Instanz: | Bundesverwaltungsgericht |
Abteilung: | Abteilung V |
Dossiernummer: | E-2932/2016 |
Datum: | 24.07.2017 |
Leitsatz/Stichwort: | Asylwiderruf |
Schlagwörter : | Recht; Sinne; Handlung; Bundesverwaltungsgericht; Befehl; Beschwerdeführers; Vorinstanz; Sozialhilfe; Asylwiderruf; Handlungen; Flüchtling; Schweiz; Verfügung; Drohung; Verfahren; Übertretung; Taten; Sozialhilfebehörde; Tatbegehung; Kredit; Flüchtlingseigenschaft; Entscheid; Staatsanwaltschaft; Busse; Kostenvorschuss; Verfahrens; Verbrechen |
Rechtsnorm: | Art. 10 StGB ; Art. 106 StGB ; Art. 12 StGB ; Art. 146 StGB ; Art. 22 StGB ; Art. 25 BV ; Art. 285 StGB ; Art. 47 StGB ; Art. 52 VwVG ; Art. 63 VwVG ; Art. 83 BGG ; Art. 88 AHVG ; |
Referenz BGE: | - |
Kommentar: | - |
Abteilung V E-2932/2016
Besetzung Richterin Regula Schenker Senn (Vorsitz),
Richterin Barbara Balmelli, Richter David R. Wenger, Gerichtsschreiberin Annina Mondgenast.

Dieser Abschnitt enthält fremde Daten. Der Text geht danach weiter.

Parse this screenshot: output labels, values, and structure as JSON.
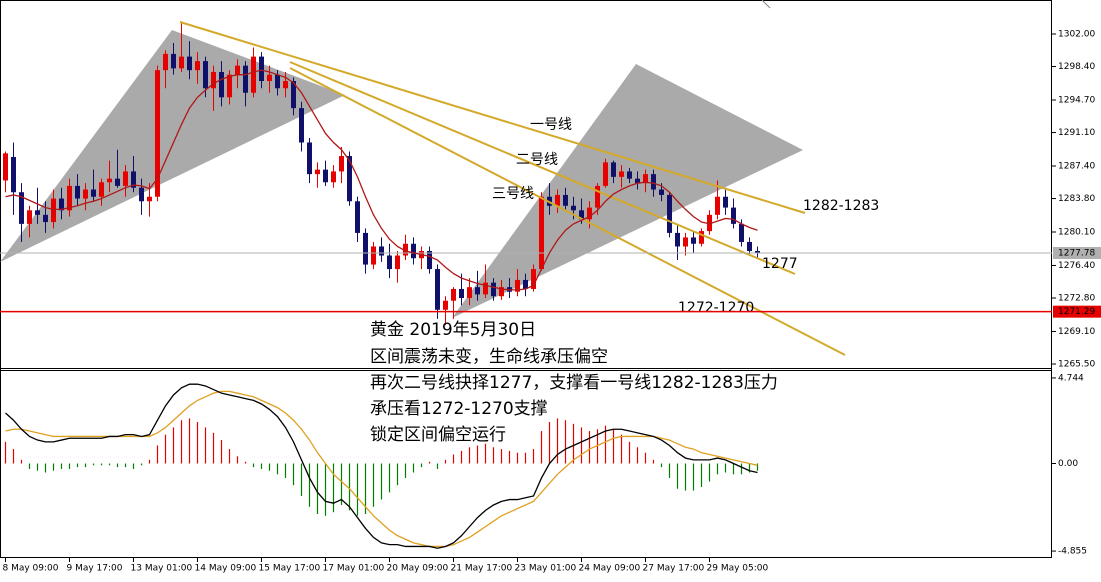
{
  "chart_data": [
    {
      "type": "candlestick",
      "categories": [
        "8 May 09:00",
        null,
        null,
        null,
        null,
        null,
        null,
        null,
        "9 May 17:00",
        null,
        null,
        null,
        null,
        null,
        null,
        null,
        "13 May 01:00",
        null,
        null,
        null,
        null,
        null,
        null,
        null,
        "14 May 09:00",
        null,
        null,
        null,
        null,
        null,
        null,
        null,
        "15 May 17:00",
        null,
        null,
        null,
        null,
        null,
        null,
        null,
        "17 May 01:00",
        null,
        null,
        null,
        null,
        null,
        null,
        null,
        "20 May 09:00",
        null,
        null,
        null,
        null,
        null,
        null,
        null,
        "21 May 17:00",
        null,
        null,
        null,
        null,
        null,
        null,
        null,
        "23 May 01:00",
        null,
        null,
        null,
        null,
        null,
        null,
        null,
        "24 May 09:00",
        null,
        null,
        null,
        null,
        null,
        null,
        null,
        "27 May 17:00",
        null,
        null,
        null,
        null,
        null,
        null,
        null,
        "29 May 05:00",
        null,
        null,
        null,
        null,
        null,
        null
      ],
      "candles": [
        [
          1285.8,
          1289.0,
          1284.5,
          1288.8
        ],
        [
          1288.4,
          1290.0,
          1282.0,
          1284.5
        ],
        [
          1284.5,
          1285.5,
          1279.0,
          1281.0
        ],
        [
          1281.0,
          1283.0,
          1279.5,
          1282.5
        ],
        [
          1282.5,
          1285.0,
          1281.0,
          1282.0
        ],
        [
          1282.0,
          1283.5,
          1280.0,
          1281.2
        ],
        [
          1281.2,
          1284.8,
          1280.5,
          1283.8
        ],
        [
          1283.8,
          1285.0,
          1281.5,
          1282.5
        ],
        [
          1282.5,
          1286.0,
          1281.8,
          1285.2
        ],
        [
          1285.2,
          1286.5,
          1283.0,
          1283.8
        ],
        [
          1283.8,
          1285.5,
          1282.5,
          1284.8
        ],
        [
          1284.8,
          1287.0,
          1283.5,
          1284.0
        ],
        [
          1284.0,
          1286.0,
          1283.0,
          1285.6
        ],
        [
          1285.6,
          1288.0,
          1284.5,
          1286.0
        ],
        [
          1286.0,
          1289.2,
          1285.0,
          1285.2
        ],
        [
          1285.2,
          1287.5,
          1284.0,
          1286.8
        ],
        [
          1286.8,
          1288.5,
          1284.5,
          1285.0
        ],
        [
          1285.0,
          1286.0,
          1282.0,
          1283.5
        ],
        [
          1283.5,
          1285.5,
          1281.8,
          1284.0
        ],
        [
          1284.0,
          1298.5,
          1283.5,
          1298.0
        ],
        [
          1298.0,
          1300.2,
          1296.0,
          1299.8
        ],
        [
          1299.8,
          1301.0,
          1297.5,
          1298.2
        ],
        [
          1298.2,
          1303.3,
          1297.8,
          1299.5
        ],
        [
          1299.5,
          1301.2,
          1297.0,
          1298.0
        ],
        [
          1298.0,
          1300.0,
          1296.5,
          1299.0
        ],
        [
          1299.0,
          1299.5,
          1295.0,
          1296.0
        ],
        [
          1296.0,
          1298.5,
          1293.5,
          1297.8
        ],
        [
          1297.8,
          1299.0,
          1294.0,
          1295.0
        ],
        [
          1295.0,
          1298.0,
          1294.2,
          1297.5
        ],
        [
          1297.5,
          1299.2,
          1296.0,
          1298.5
        ],
        [
          1298.5,
          1299.0,
          1294.0,
          1295.5
        ],
        [
          1295.5,
          1300.5,
          1295.0,
          1299.5
        ],
        [
          1299.5,
          1300.0,
          1296.0,
          1296.8
        ],
        [
          1296.8,
          1298.5,
          1295.5,
          1297.5
        ],
        [
          1297.5,
          1298.0,
          1295.2,
          1296.0
        ],
        [
          1296.0,
          1297.8,
          1295.0,
          1296.8
        ],
        [
          1296.8,
          1297.2,
          1293.0,
          1293.8
        ],
        [
          1293.8,
          1294.5,
          1289.0,
          1290.0
        ],
        [
          1290.0,
          1290.5,
          1285.5,
          1286.5
        ],
        [
          1286.5,
          1287.8,
          1285.0,
          1287.0
        ],
        [
          1287.0,
          1288.0,
          1285.2,
          1285.6
        ],
        [
          1285.6,
          1287.5,
          1285.0,
          1286.8
        ],
        [
          1286.8,
          1289.5,
          1285.5,
          1288.5
        ],
        [
          1288.5,
          1289.0,
          1283.0,
          1283.5
        ],
        [
          1283.5,
          1284.0,
          1279.0,
          1280.0
        ],
        [
          1280.0,
          1280.5,
          1275.5,
          1276.5
        ],
        [
          1276.5,
          1279.0,
          1276.0,
          1278.5
        ],
        [
          1278.5,
          1279.5,
          1276.8,
          1277.5
        ],
        [
          1277.5,
          1278.8,
          1275.0,
          1276.0
        ],
        [
          1276.0,
          1278.0,
          1274.5,
          1277.5
        ],
        [
          1277.5,
          1279.8,
          1277.0,
          1278.8
        ],
        [
          1278.8,
          1279.5,
          1276.5,
          1277.2
        ],
        [
          1277.2,
          1278.5,
          1276.0,
          1278.0
        ],
        [
          1278.0,
          1278.5,
          1275.5,
          1276.0
        ],
        [
          1276.0,
          1276.5,
          1270.5,
          1271.5
        ],
        [
          1271.5,
          1273.0,
          1269.8,
          1272.5
        ],
        [
          1272.5,
          1274.0,
          1270.5,
          1273.8
        ],
        [
          1273.8,
          1275.5,
          1272.0,
          1272.8
        ],
        [
          1272.8,
          1275.0,
          1272.0,
          1274.0
        ],
        [
          1274.0,
          1275.8,
          1272.5,
          1273.2
        ],
        [
          1273.2,
          1276.5,
          1272.8,
          1274.5
        ],
        [
          1274.5,
          1275.0,
          1272.5,
          1273.0
        ],
        [
          1273.0,
          1274.8,
          1272.6,
          1274.0
        ],
        [
          1274.0,
          1275.0,
          1272.8,
          1273.5
        ],
        [
          1273.5,
          1276.0,
          1273.0,
          1274.8
        ],
        [
          1274.8,
          1275.5,
          1273.0,
          1273.8
        ],
        [
          1273.8,
          1276.5,
          1273.5,
          1276.0
        ],
        [
          1276.0,
          1284.5,
          1275.8,
          1284.0
        ],
        [
          1284.0,
          1285.5,
          1282.0,
          1283.0
        ],
        [
          1283.0,
          1284.8,
          1282.2,
          1284.2
        ],
        [
          1284.2,
          1285.0,
          1282.5,
          1283.0
        ],
        [
          1283.0,
          1284.0,
          1281.5,
          1282.5
        ],
        [
          1282.5,
          1283.8,
          1281.0,
          1281.5
        ],
        [
          1281.5,
          1283.5,
          1280.5,
          1282.8
        ],
        [
          1282.8,
          1285.5,
          1282.0,
          1285.2
        ],
        [
          1285.2,
          1288.2,
          1285.0,
          1287.8
        ],
        [
          1287.8,
          1288.0,
          1285.5,
          1286.2
        ],
        [
          1286.2,
          1287.5,
          1285.0,
          1286.8
        ],
        [
          1286.8,
          1287.2,
          1285.5,
          1286.0
        ],
        [
          1286.0,
          1286.8,
          1284.8,
          1285.5
        ],
        [
          1285.5,
          1287.0,
          1284.5,
          1286.5
        ],
        [
          1286.5,
          1287.0,
          1284.0,
          1284.8
        ],
        [
          1284.8,
          1285.5,
          1283.5,
          1284.2
        ],
        [
          1284.2,
          1284.5,
          1279.5,
          1280.0
        ],
        [
          1280.0,
          1281.0,
          1277.0,
          1278.5
        ],
        [
          1278.5,
          1280.0,
          1277.5,
          1279.5
        ],
        [
          1279.5,
          1280.2,
          1277.8,
          1278.8
        ],
        [
          1278.8,
          1280.5,
          1278.5,
          1280.2
        ],
        [
          1280.2,
          1282.5,
          1279.8,
          1282.0
        ],
        [
          1282.0,
          1285.8,
          1281.5,
          1284.0
        ],
        [
          1284.0,
          1285.0,
          1282.0,
          1282.8
        ],
        [
          1282.8,
          1283.8,
          1280.5,
          1281.0
        ],
        [
          1281.0,
          1281.5,
          1278.5,
          1279.0
        ],
        [
          1279.0,
          1279.5,
          1277.5,
          1278.0
        ],
        [
          1278.0,
          1278.5,
          1277.2,
          1277.8
        ]
      ],
      "ma_values": [
        1284.0,
        1284.2,
        1284.0,
        1283.6,
        1283.2,
        1282.8,
        1282.6,
        1282.6,
        1282.8,
        1283.0,
        1283.3,
        1283.5,
        1283.8,
        1284.2,
        1284.6,
        1285.0,
        1285.3,
        1285.2,
        1284.9,
        1286.0,
        1288.0,
        1290.0,
        1292.0,
        1293.8,
        1295.0,
        1295.8,
        1296.5,
        1297.0,
        1297.3,
        1297.5,
        1297.5,
        1297.8,
        1298.0,
        1297.8,
        1297.5,
        1297.2,
        1296.6,
        1295.5,
        1294.0,
        1292.5,
        1291.0,
        1290.0,
        1289.2,
        1288.0,
        1286.2,
        1284.0,
        1282.0,
        1280.5,
        1279.3,
        1278.5,
        1278.0,
        1277.8,
        1277.6,
        1277.4,
        1277.0,
        1276.2,
        1275.5,
        1275.0,
        1274.7,
        1274.4,
        1274.2,
        1274.0,
        1273.8,
        1273.7,
        1273.7,
        1273.8,
        1274.2,
        1276.0,
        1277.8,
        1279.2,
        1280.3,
        1281.0,
        1281.4,
        1281.8,
        1282.5,
        1283.5,
        1284.3,
        1284.8,
        1285.2,
        1285.5,
        1285.6,
        1285.5,
        1285.2,
        1284.5,
        1283.5,
        1282.6,
        1281.8,
        1281.2,
        1281.0,
        1281.3,
        1281.6,
        1281.5,
        1281.0,
        1280.6,
        1280.3
      ],
      "up_color": "#e60000",
      "down_color": "#10106b",
      "ma_color": "#b01818",
      "ylim": [
        1265.06,
        1305.76
      ],
      "yticks": [
        {
          "value": 1302,
          "label": "1302.00"
        },
        {
          "value": 1298.4,
          "label": "1298.40"
        },
        {
          "value": 1294.7,
          "label": "1294.70"
        },
        {
          "value": 1291.1,
          "label": "1291.10"
        },
        {
          "value": 1287.4,
          "label": "1287.40"
        },
        {
          "value": 1283.8,
          "label": "1283.80"
        },
        {
          "value": 1280.1,
          "label": "1280.10"
        },
        {
          "value": 1276.4,
          "label": "1276.40"
        },
        {
          "value": 1272.8,
          "label": "1272.80"
        },
        {
          "value": 1269.1,
          "label": "1269.10"
        },
        {
          "value": 1265.5,
          "label": "1265.50"
        }
      ],
      "price_lines": [
        1277.78,
        1271.29
      ],
      "price_line_colors": [
        "#b0b0b0",
        "#e60000"
      ],
      "line_labels": [
        "一号线",
        "二号线",
        "三号线"
      ],
      "level_labels": [
        "1282-1283",
        "1277",
        "1272-1270"
      ],
      "note_lines": [
        "黄金 2019年5月30日",
        "区间震荡未变，生命线承压偏空",
        "再次二号线抉择1277，支撑看一号线1282-1283压力",
        "承压看1272-1270支撑",
        "锁定区间偏空运行"
      ]
    },
    {
      "type": "macd",
      "histogram": [
        1.2,
        0.8,
        0.2,
        -0.3,
        -0.4,
        -0.5,
        -0.4,
        -0.3,
        -0.3,
        -0.2,
        -0.2,
        -0.1,
        -0.1,
        -0.1,
        -0.2,
        -0.2,
        -0.3,
        -0.1,
        0.2,
        1.0,
        1.6,
        2.0,
        2.4,
        2.5,
        2.3,
        2.0,
        1.7,
        1.3,
        0.8,
        0.4,
        0.1,
        -0.2,
        -0.3,
        -0.4,
        -0.6,
        -0.8,
        -1.2,
        -1.8,
        -2.4,
        -2.8,
        -2.9,
        -2.7,
        -2.3,
        -2.6,
        -2.9,
        -2.8,
        -2.4,
        -2.0,
        -1.6,
        -1.2,
        -0.8,
        -0.5,
        -0.2,
        0.1,
        -0.3,
        0.2,
        0.5,
        0.7,
        0.9,
        1.0,
        1.1,
        0.9,
        0.8,
        0.7,
        0.6,
        0.6,
        0.8,
        1.8,
        2.3,
        2.5,
        2.4,
        2.2,
        2.0,
        1.8,
        1.9,
        2.1,
        1.9,
        1.6,
        1.2,
        0.9,
        0.6,
        0.2,
        -0.2,
        -0.8,
        -1.4,
        -1.5,
        -1.5,
        -1.3,
        -1.0,
        -0.6,
        -0.5,
        -0.6,
        -0.6,
        -0.5,
        -0.4
      ],
      "macd": [
        2.8,
        2.4,
        1.9,
        1.5,
        1.3,
        1.2,
        1.2,
        1.3,
        1.4,
        1.4,
        1.4,
        1.4,
        1.4,
        1.5,
        1.5,
        1.6,
        1.6,
        1.5,
        1.6,
        2.4,
        3.2,
        3.8,
        4.2,
        4.4,
        4.4,
        4.3,
        4.1,
        3.9,
        3.8,
        3.7,
        3.6,
        3.5,
        3.3,
        3.0,
        2.6,
        2.0,
        1.2,
        0.2,
        -0.8,
        -1.6,
        -2.1,
        -2.2,
        -2.0,
        -2.4,
        -3.0,
        -3.6,
        -4.1,
        -4.4,
        -4.5,
        -4.5,
        -4.6,
        -4.6,
        -4.6,
        -4.6,
        -4.7,
        -4.6,
        -4.4,
        -4.0,
        -3.5,
        -3.0,
        -2.6,
        -2.3,
        -2.1,
        -2.0,
        -2.0,
        -1.9,
        -1.8,
        -0.8,
        0.0,
        0.5,
        0.8,
        1.0,
        1.2,
        1.4,
        1.6,
        1.8,
        1.9,
        1.9,
        1.8,
        1.7,
        1.6,
        1.5,
        1.3,
        1.0,
        0.6,
        0.3,
        0.2,
        0.2,
        0.2,
        0.3,
        0.2,
        0.0,
        -0.2,
        -0.4,
        -0.5
      ],
      "signal": [
        1.8,
        1.9,
        1.9,
        1.8,
        1.7,
        1.6,
        1.5,
        1.5,
        1.5,
        1.5,
        1.5,
        1.5,
        1.5,
        1.5,
        1.5,
        1.5,
        1.5,
        1.5,
        1.5,
        1.7,
        2.0,
        2.4,
        2.8,
        3.2,
        3.5,
        3.7,
        3.9,
        4.0,
        4.0,
        3.9,
        3.8,
        3.7,
        3.5,
        3.3,
        3.1,
        2.8,
        2.4,
        1.9,
        1.3,
        0.6,
        0.0,
        -0.6,
        -1.0,
        -1.4,
        -1.9,
        -2.4,
        -2.9,
        -3.3,
        -3.7,
        -4.0,
        -4.2,
        -4.4,
        -4.5,
        -4.6,
        -4.6,
        -4.6,
        -4.5,
        -4.3,
        -4.1,
        -3.8,
        -3.5,
        -3.2,
        -2.9,
        -2.7,
        -2.5,
        -2.3,
        -2.1,
        -1.6,
        -1.1,
        -0.6,
        -0.2,
        0.2,
        0.5,
        0.8,
        1.0,
        1.2,
        1.4,
        1.5,
        1.5,
        1.5,
        1.5,
        1.5,
        1.4,
        1.3,
        1.1,
        0.9,
        0.8,
        0.6,
        0.5,
        0.4,
        0.3,
        0.2,
        0.1,
        0.0,
        -0.1
      ],
      "positive_color": "#e60000",
      "negative_color": "#008000",
      "macd_color": "#000000",
      "signal_color": "#e0a020",
      "ylim": [
        -5.24,
        5.13
      ],
      "yticks": [
        4.744,
        {
          "value": 0,
          "label": "0.00"
        },
        -4.855
      ]
    }
  ]
}
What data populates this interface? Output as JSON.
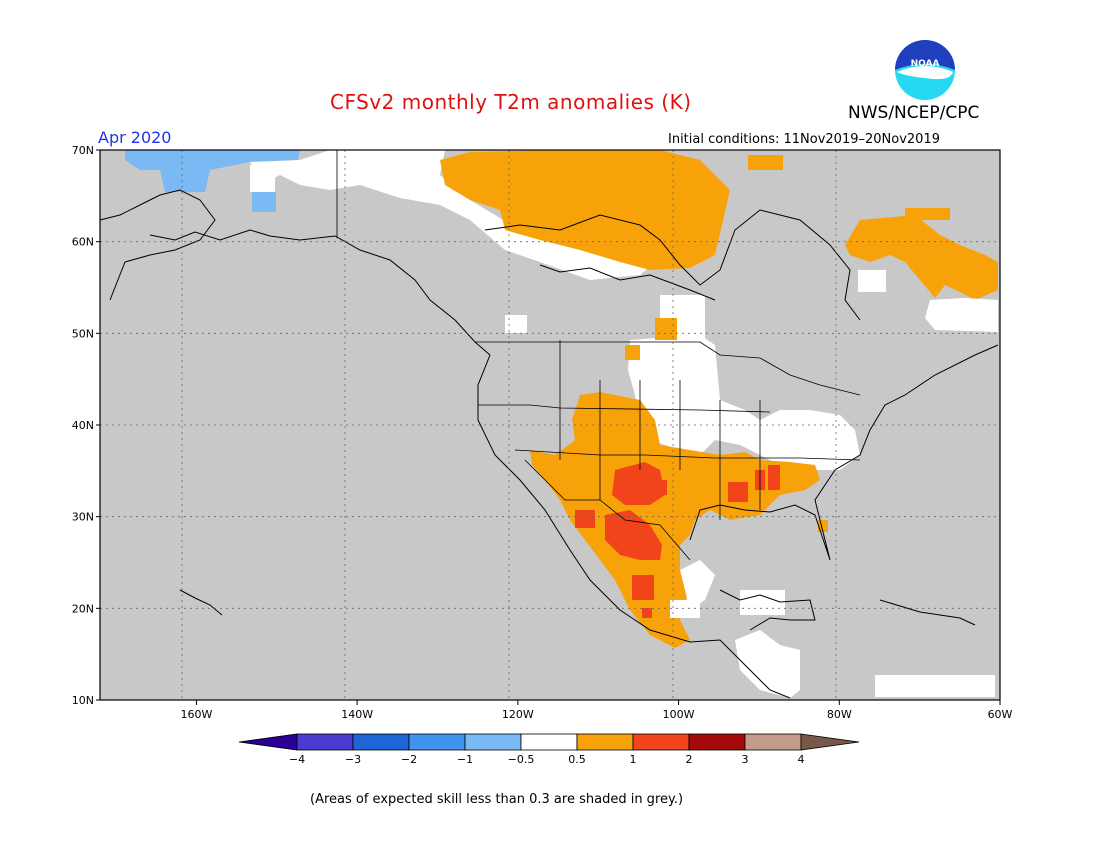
{
  "title": "CFSv2 monthly T2m anomalies (K)",
  "agency": "NWS/NCEP/CPC",
  "logo": {
    "text": "NOAA",
    "colors": {
      "outer": "#26d9f0",
      "inner": "#1f3fbf",
      "bird": "#ffffff"
    }
  },
  "valid_month": "Apr 2020",
  "initial_conditions": "Initial conditions: 11Nov2019–20Nov2019",
  "footnote": "(Areas of expected skill less than 0.3 are shaded in grey.)",
  "map": {
    "lon_range": [
      -172,
      -60
    ],
    "lat_range": [
      10,
      70
    ],
    "lon_ticks": [
      "160W",
      "140W",
      "120W",
      "100W",
      "80W",
      "60W"
    ],
    "lat_ticks": [
      "10N",
      "20N",
      "30N",
      "40N",
      "50N",
      "60N",
      "70N"
    ],
    "colors": {
      "grey_low_skill": "#c8c8c8",
      "neutral": "#ffffff",
      "cool_1": "#7ab9f3",
      "warm_1": "#f8a20a",
      "warm_2": "#f2441b",
      "warm_3": "#a40a0a"
    }
  },
  "colorbar": {
    "labels": [
      "−4",
      "−3",
      "−2",
      "−1",
      "−0.5",
      "0.5",
      "1",
      "2",
      "3",
      "4"
    ],
    "colors": [
      "#2a0096",
      "#4a3bd3",
      "#1e66d7",
      "#3f94ed",
      "#7ab9f3",
      "#ffffff",
      "#f8a20a",
      "#f2441b",
      "#a40a0a",
      "#c49c8c",
      "#785848"
    ]
  }
}
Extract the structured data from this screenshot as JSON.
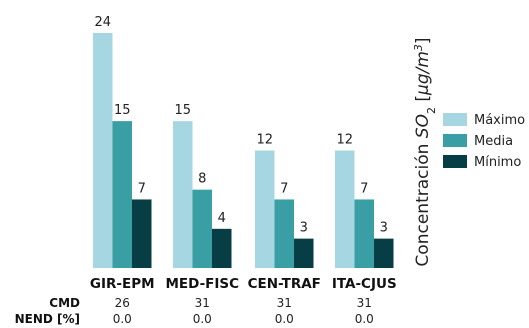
{
  "chart_data": {
    "type": "bar",
    "categories": [
      "GIR-EPM",
      "MED-FISC",
      "CEN-TRAF",
      "ITA-CJUS"
    ],
    "series": [
      {
        "name": "Máximo",
        "values": [
          24,
          15,
          12,
          12
        ],
        "color": "#a6d6e2"
      },
      {
        "name": "Media",
        "values": [
          15,
          8,
          7,
          7
        ],
        "color": "#3a9ea5"
      },
      {
        "name": "Mínimo",
        "values": [
          7,
          4,
          3,
          3
        ],
        "color": "#073d44"
      }
    ],
    "ylabel": {
      "prefix": "Concentración ",
      "symbol": "SO",
      "subscript": "2",
      "unit_open": " [",
      "unit": "μg/m",
      "superscript": "3",
      "unit_close": "]"
    },
    "ylim": [
      0,
      24
    ],
    "grid": false,
    "legend": "right",
    "table": {
      "rows": [
        {
          "label": "CMD",
          "values": [
            "26",
            "31",
            "31",
            "31"
          ]
        },
        {
          "label": "NEND [%]",
          "values": [
            "0.0",
            "0.0",
            "0.0",
            "0.0"
          ]
        }
      ]
    }
  }
}
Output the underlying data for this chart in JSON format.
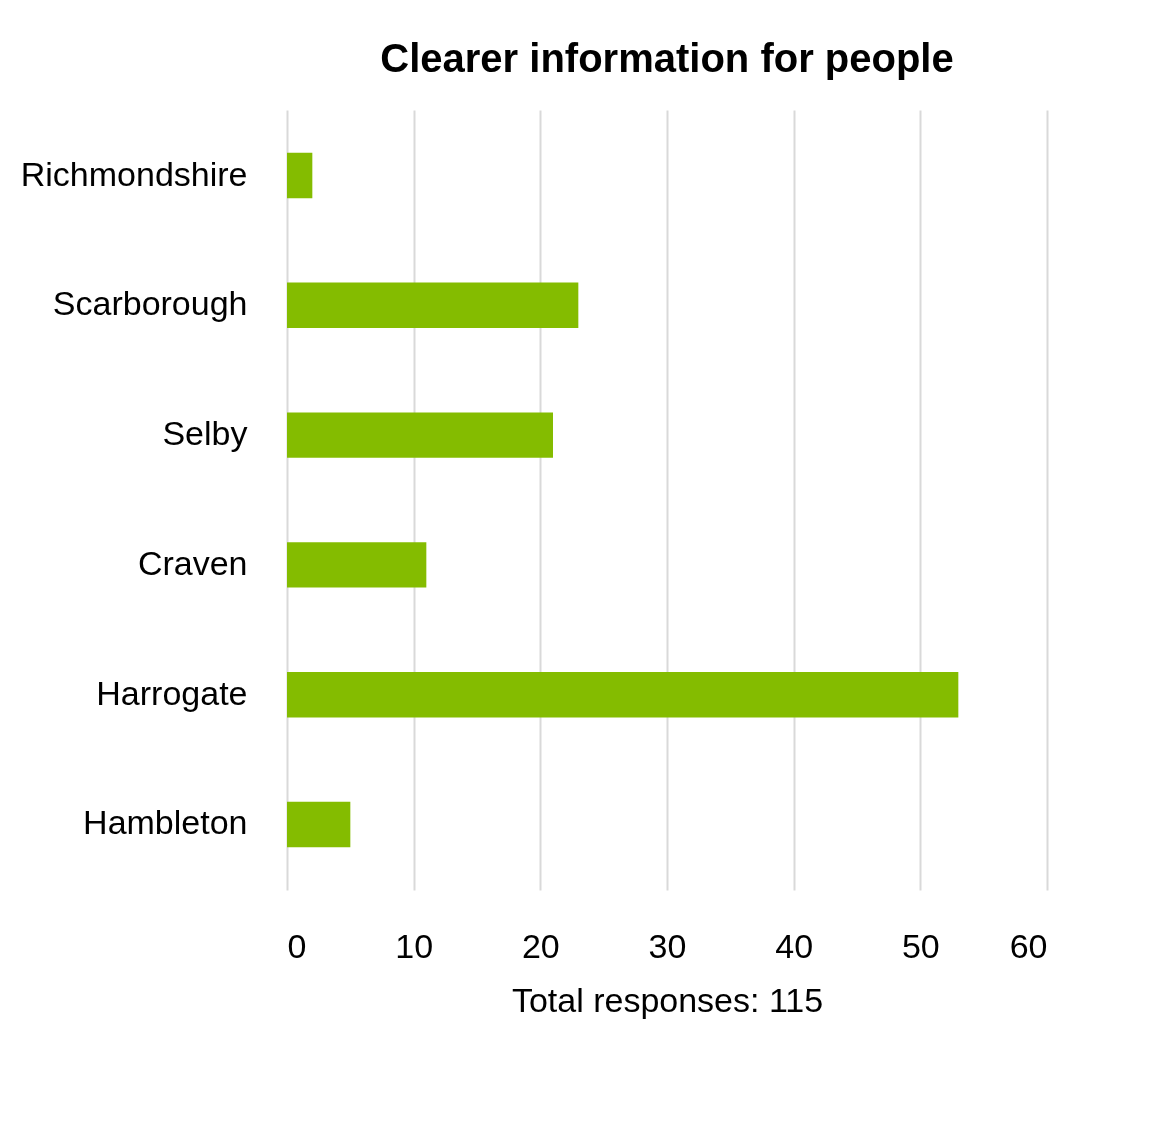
{
  "chart_data": {
    "type": "bar",
    "orientation": "horizontal",
    "title": "Clearer information for people",
    "xlabel": "Total responses: 115",
    "categories": [
      "Richmondshire",
      "Scarborough",
      "Selby",
      "Craven",
      "Harrogate",
      "Hambleton"
    ],
    "values": [
      2,
      23,
      21,
      11,
      53,
      5
    ],
    "color": "#84bc00",
    "xlim": [
      0,
      60
    ],
    "xticks": [
      0,
      10,
      20,
      30,
      40,
      50,
      60
    ],
    "grid": "x"
  }
}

Parteien A. , geboren am ( ), Türkei,
vertreten durch Géraldine Walker, Rechtsanwältin, advokaturbüro kernstrasse,
Beschwerdeführer,
gegen
Vorinstanz.
Gegenstand Asylwiderruf;
Verfügung des SEM vom 8. April 2016 / N ( ).
Der Beschwerdeführer reiste am 12. September 2004 in die Schweiz ein und stellte am 14. September 2004 ein Asylgesuch. Mit Verfügung vom
18. Juli 2008 verneinte die Vorinstanz seine Flüchtlingseigenschaft, lehnte sein Asylgesuch ab und verfügte die Wegweisung aus der Schweiz sowie deren Vollzug. Dagegen erhob der Beschwerdeführer am 20. August 2008 Beschwerde beim Bundesverwaltungsgericht. Nachdem der Beschwerdeführer neue Beweismittel eingereicht hatte, hob die Vorinstanz ihren Entscheid wiedererwägungsweise auf, anerkannte seine Flüchtlingseigenschaft und gewährte ihm am 3. Juli 2009 Asyl. Mittlerweile verfügt der Beschwerdeführer über eine Niederlassungsbewilligung „C“.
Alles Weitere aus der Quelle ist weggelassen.